Jumlah itu jauh di bawah posisi tertingginya yang mencapai US$ 124,64 miliar pada Agustus 2011. Secara persentase, sudah turun hingga 26 persen. Demikian data Bank Indonesia.

Cadangan devisa merupakan simpanan dalam satuan mata uang asing yang dikelola oleh Bank Indonesia. Fungsinya untuk memenuhi kewajiban keuangan, karena adanya transaksi internasional.
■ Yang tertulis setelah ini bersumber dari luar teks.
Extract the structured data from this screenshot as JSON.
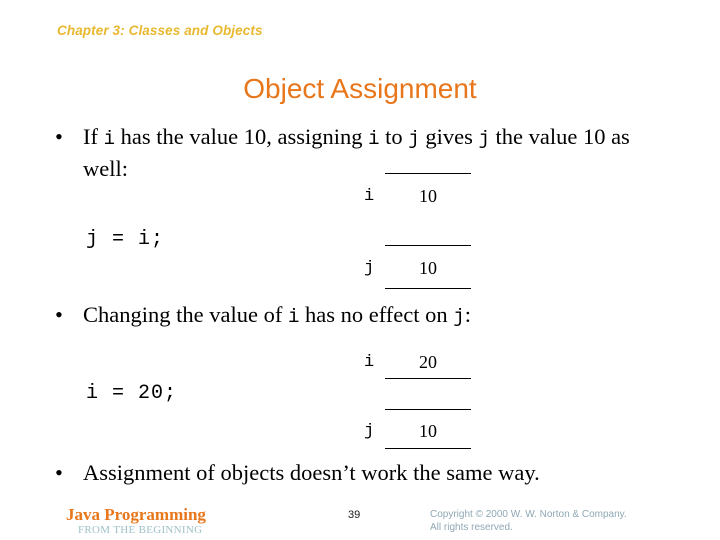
{
  "slide": {
    "chapter_header": "Chapter 3: Classes and Objects",
    "title": "Object Assignment",
    "colors": {
      "chapter_header": "#e8b830",
      "title": "#e8761a",
      "brand": "#e8761a",
      "brand_sub": "#9fc0c8",
      "copyright": "#8fa8b4",
      "body_text": "#000000",
      "background": "#ffffff"
    }
  },
  "bullets": [
    {
      "marker": "•",
      "segments": [
        {
          "text": "If ",
          "style": "serif"
        },
        {
          "text": "i",
          "style": "mono"
        },
        {
          "text": " has the value 10, assigning ",
          "style": "serif"
        },
        {
          "text": "i",
          "style": "mono"
        },
        {
          "text": " to ",
          "style": "serif"
        },
        {
          "text": "j",
          "style": "mono"
        },
        {
          "text": " gives ",
          "style": "serif"
        },
        {
          "text": "j",
          "style": "mono"
        },
        {
          "text": " the value 10 as well:",
          "style": "serif"
        }
      ],
      "plain": "If i has the value 10, assigning i to j gives j the value 10 as well:"
    },
    {
      "marker": "•",
      "segments": [
        {
          "text": "Changing the value of ",
          "style": "serif"
        },
        {
          "text": "i",
          "style": "mono"
        },
        {
          "text": " has no effect on ",
          "style": "serif"
        },
        {
          "text": "j",
          "style": "mono"
        },
        {
          "text": ":",
          "style": "serif"
        }
      ],
      "plain": "Changing the value of i has no effect on j:"
    },
    {
      "marker": "•",
      "segments": [
        {
          "text": "Assignment of objects doesn’t work the same way.",
          "style": "serif"
        }
      ],
      "plain": "Assignment of objects doesn’t work the same way."
    }
  ],
  "code_lines": [
    {
      "text": "j = i;"
    },
    {
      "text": "i = 20;"
    }
  ],
  "diagrams": [
    {
      "name": "assignment-result-diagram",
      "variables": [
        {
          "label": "i",
          "value": "10"
        },
        {
          "label": "j",
          "value": "10"
        }
      ]
    },
    {
      "name": "after-change-diagram",
      "variables": [
        {
          "label": "i",
          "value": "20"
        },
        {
          "label": "j",
          "value": "10"
        }
      ]
    }
  ],
  "footer": {
    "brand": "Java Programming",
    "brand_sub": "FROM THE BEGINNING",
    "page_number": "39",
    "copyright_line1": "Copyright © 2000 W. W. Norton & Company.",
    "copyright_line2": "All rights reserved."
  }
}
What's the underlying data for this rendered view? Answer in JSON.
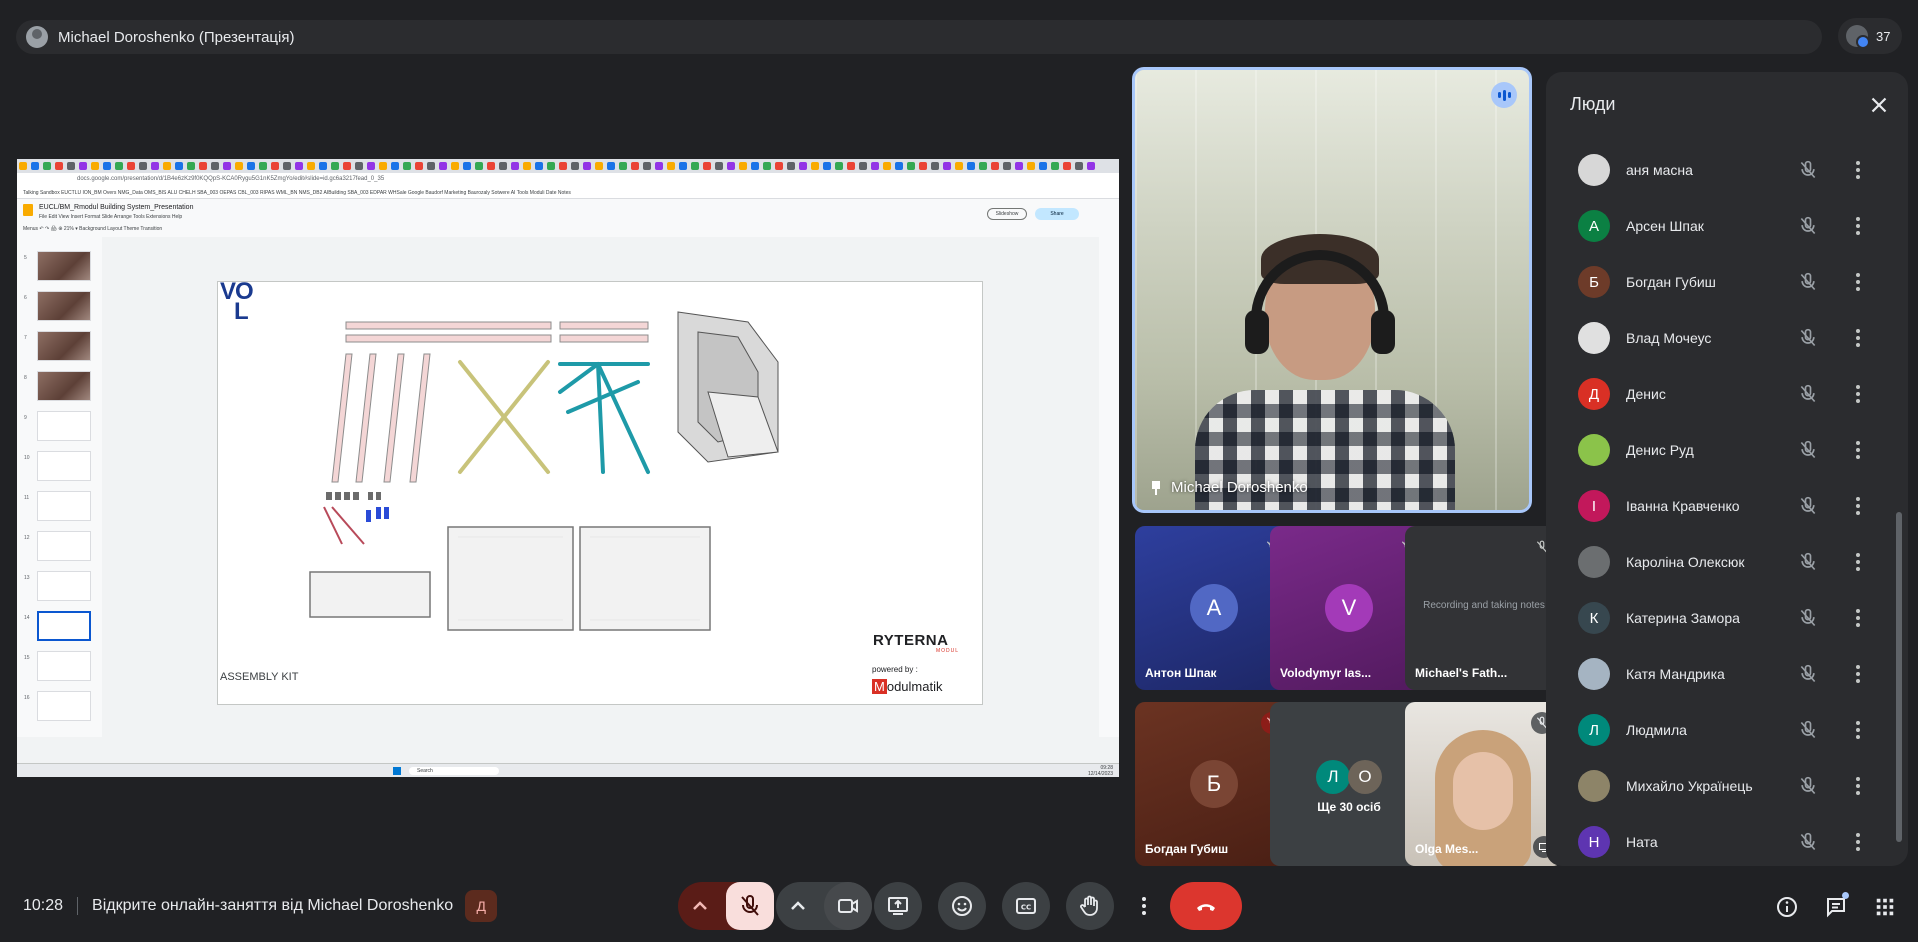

Cadangan devisa juga digunakan oleh bank sentral untuk intervensi pasar. Tujuannya demi mengamankan nilai tukar rupiah terhadap mata uang utama, dolar Amerika.

Bahkan, ketika defisit perdagangan - impor lebih besar dibanding ekspor - makin besar, cadangan devisa makin berkurang. Sebab mata uang asing di bank sentral yang terpakai lebih besar ketimbang yang masuk.